I'd rather be eating

Sat 24 February 2018

Getting Started with R...maybe

Posted by Marianna Foos in Computing   

I am probably the wrong person to write this, but I sent more than one email on the topic, so I have to write a blog post. THEM'S THE RULES.

A few days ago I got an email saying "I'm new to R, and I just don't know where to start learning it, can you help?" (This may seem odd given that I run an R user group, but the sender is not local to the group, she found me because I'm in her state). You might say that there are lots of resources on the web (true), but when you are suffering from "don't know where to start", you... don't know where to start! If you are unfamiliar with this experience, you should see me trying to order takeout when I'm reeeeeeally tired.

Anyway, the reason I feel unfit to write this is that I learned R in an obscenely expensive graduate statistics class. In that class, I learned basic data structures and how to copy code verbatim. To be honest, it took me a long time to stop getting that error you get when you forget the comma when subsetting rows AND columns. Then I landed at an internship that was all R all the time. Which brings me to my advice.

  1. Identify a problem and solve it
    This is both the best programming-learning advice I've ever gotten, and some of the most frustrating. It's hard to pick something out of thin air, especially if you're so new that you can't tell what's an appropriate problem. Or if you're anxious to LEARN THE IMPORTANT THINGS OMG (I'm here with Python, btw). So I guess I recommend you think about what prompted you to seek out R (cool plots? want to run the same analysis many times with different data?), and draw from that. I also recommend that you not dismiss candidate ideas because they seem too easy. I learned my first programming language writing a script that read a formatted file and did third-grade arithmetic. It was gruesome and you can see it here. When you choose a problem to solve, you are keeping your eyes on the prize, so you can focus on learning things that solve your problem/subproblems, and your path is sort of linear toward a goal. It's sort of like how people who are saving money for a concrete goal are often better able to do so than those who are saving for savings' sake. Eventually, you'll probably start to think about adding features or changing how something works, and you can branch out then.

  2. Read other peoples' code I think every time I read someone else's R code, I learn about a new function that I hadn't known I didn't know. It will also teach you about the value of liberal whitespace usage. The ideal way to read other peoples' code is to see something cool a coworker has done, and say "cool, how did you do that?" because then it's likely to be a smallish example, about something interesting to you, and hopefully an opportunity for some coaching. If that's not in the cards, you're still sitting pretty, because the recent uptick in popularity of R has been paralleled by interest in reproducible research, so many many many many R resources will contain a link to the code used to generate them.

  3. Attend a Data Carpentry workshop or read their materials Data Carpentry is a non-profit with the mission of teaching computational data skills to researchers, with a strong focus on becoming productive as fast as possible.
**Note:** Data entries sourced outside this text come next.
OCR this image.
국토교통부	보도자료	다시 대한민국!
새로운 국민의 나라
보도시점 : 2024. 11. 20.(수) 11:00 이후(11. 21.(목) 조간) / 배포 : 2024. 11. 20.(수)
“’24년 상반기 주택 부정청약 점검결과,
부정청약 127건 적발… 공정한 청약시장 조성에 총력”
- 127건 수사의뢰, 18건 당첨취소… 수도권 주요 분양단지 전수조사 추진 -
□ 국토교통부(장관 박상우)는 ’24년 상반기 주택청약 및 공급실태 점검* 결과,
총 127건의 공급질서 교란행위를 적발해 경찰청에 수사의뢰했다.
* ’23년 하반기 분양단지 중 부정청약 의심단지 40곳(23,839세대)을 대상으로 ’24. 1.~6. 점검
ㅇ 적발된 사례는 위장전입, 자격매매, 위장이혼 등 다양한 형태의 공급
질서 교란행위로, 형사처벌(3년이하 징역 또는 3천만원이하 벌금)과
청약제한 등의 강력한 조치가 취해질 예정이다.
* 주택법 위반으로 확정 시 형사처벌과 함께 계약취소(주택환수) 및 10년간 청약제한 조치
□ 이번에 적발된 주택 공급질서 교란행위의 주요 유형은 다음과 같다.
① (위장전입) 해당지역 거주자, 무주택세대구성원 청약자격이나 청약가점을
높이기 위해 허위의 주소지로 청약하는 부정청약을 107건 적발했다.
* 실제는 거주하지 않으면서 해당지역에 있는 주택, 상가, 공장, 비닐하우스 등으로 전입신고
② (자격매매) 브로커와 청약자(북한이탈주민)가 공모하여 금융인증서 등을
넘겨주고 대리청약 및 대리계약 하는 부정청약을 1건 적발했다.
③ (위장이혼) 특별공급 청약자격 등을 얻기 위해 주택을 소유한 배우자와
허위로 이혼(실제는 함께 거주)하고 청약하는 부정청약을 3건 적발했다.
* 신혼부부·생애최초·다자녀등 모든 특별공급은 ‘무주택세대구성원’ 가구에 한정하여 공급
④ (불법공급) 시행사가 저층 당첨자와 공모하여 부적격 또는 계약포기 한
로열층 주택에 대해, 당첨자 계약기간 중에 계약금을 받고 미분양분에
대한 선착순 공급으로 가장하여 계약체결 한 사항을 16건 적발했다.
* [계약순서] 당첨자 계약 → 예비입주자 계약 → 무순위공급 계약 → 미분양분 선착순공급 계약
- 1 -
Workshops happen all over the world, and you can either find one to attend on their website, or encourage your organization to host one. (Usually places host them to educate THEIR people, but sometimes they are open enrollment.) If you can't swing one of those options, all the teaching materials are online, and you can work on them independently. The general R lesson is here. Data Carpentry has a sister organization called Software Carpentry that skews more toward software than data, and beyond that, I simply prefer the DC lessons.

  4. R User Groups This won't help everyone, but if you live near a city or large university, there may be an R User Group or R-Ladies chapter near you. If you are a gender minority (female, non-binary, etc.) you can even check out R-Ladies Remote, which is in the powering-up stage as I write this. User groups usually offer tutorials and seminars, and are an opportunity to meet potential mentors, mentees or collaborators. Plus, it is among the best ways to keep up-to-date with R happenings.

Thus ends the personal endorsement section

Below are some additional resources that get positive reviews from the folks around me

  1. DataCamp DataCamp offers a ton of courses in R and Python, including many taught by "R celebrities" like Julia Silge and Charlotte Wickham (and several R-Ladies founders). Full disclosure, DataCamp sponsored an R-Ladies Boston. I've never used DataCamp, but my R-Ladies members rave about it. As I understand it, some courses are free, and some are subscriber-only, with the first chapter free to view. Pay plans are $25-29 per month.

  2. R4DS R4DS or "R for Data Science" is a free ebook (or non-free paperback) by Hadley Wickham and Garrett Grolemund, who both work at RStudio and are actually also DataCamp instructors. They thus contribute a lot to shaping the language and have their fingers on the pulse of R. I have landed in this ebook while troubleshooting, but never tried to go through it systematically (some R-Ladies chapters are doing this, I believe)

  3. MOOCs in general Udemy, Coursera, Udacity and edX all have R courses. I started the JHU Data Science Specialization on Coursera and I wouldn't recommend it for absolute beginners to R. But other than that, I have no experience with R MOOCs.

  4. RStudio's Resource list I only found this researching this blog post. I haven't clicked past the list, but folks at RStudio KNOW R and have a significant interest in getting more people using it. They also make the RStudio IDE and the RMarkdown and Shiny packages, so they are go-tos for those R-adjacent topics.

Alright, kiddos, go learn some R! Go help someone learn R!